Time marches on — and The Needle’s greatest hits were more than four decades ago. However, Alan strives heroically to fill the gap. We read about Fred’s parallel life as a women’s dressmaker. We hear his thoughts on nuclear war, performance-enhancing drugs and fishing; we hear how he saved Manly Yacht Club (chapter sub-title: “When an historic yacht club is on the verge of extinction, Fred steps forward to assist”). Meet Super Fred aka Captain Needle.
Struck by the respectful tone of the book, I had asked Alan if Fred had any weaknesses? “It’s a great question… but I, I really… couldn’t. I’d have to think that one over.” Ten minutes later, he returned to the question. “I cannot think of any faults. He was a great coach because he was a great man.”
And there were successes after he finished up with the All Blacks.

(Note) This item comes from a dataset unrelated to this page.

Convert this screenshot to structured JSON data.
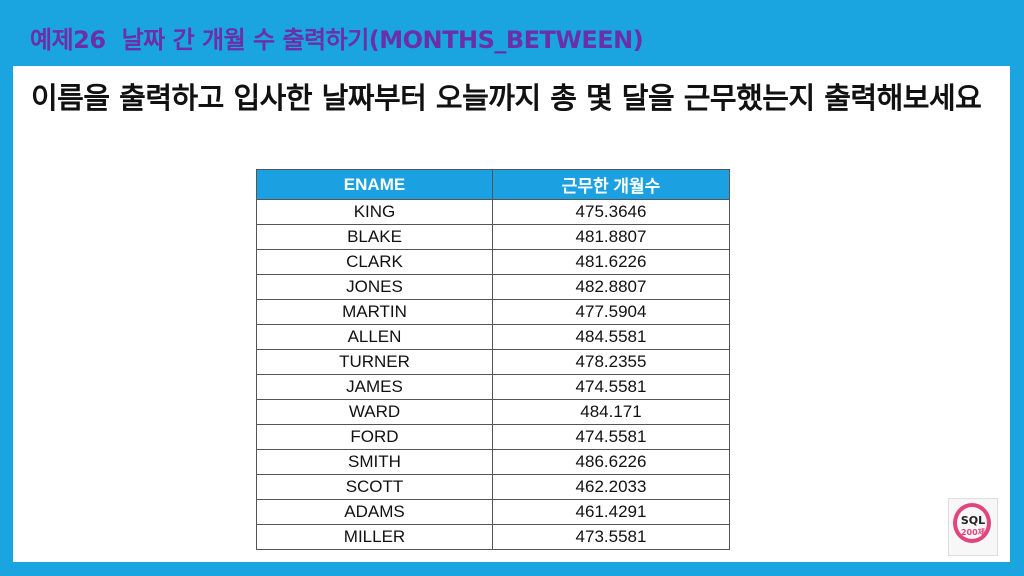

In 1973, he got a call from the Marlborough Rugby Union asking if he’d help them out for a Shield challenge. “Everybody thought Canterbury was going to win by 50 points. But I went down and Marlborough picked the Shield up 13–6.”
His tape-recorded team talk — he was called back to Auckland on business prior to the match — is quoted in the book. It was stirring, Churchillian. Said Marlborough captain Ray Sutherland afterwards: “What he instilled into our team cannot adequately be described in words. He taught us the value of cohesive teamwork and you have just seen the result.”
Then, for five years from 1984, Fred managed a Rugby News XV of U21 players and took them away to the North. Fifteen went on to become All Blacks.
Needless to say, they never lost a game.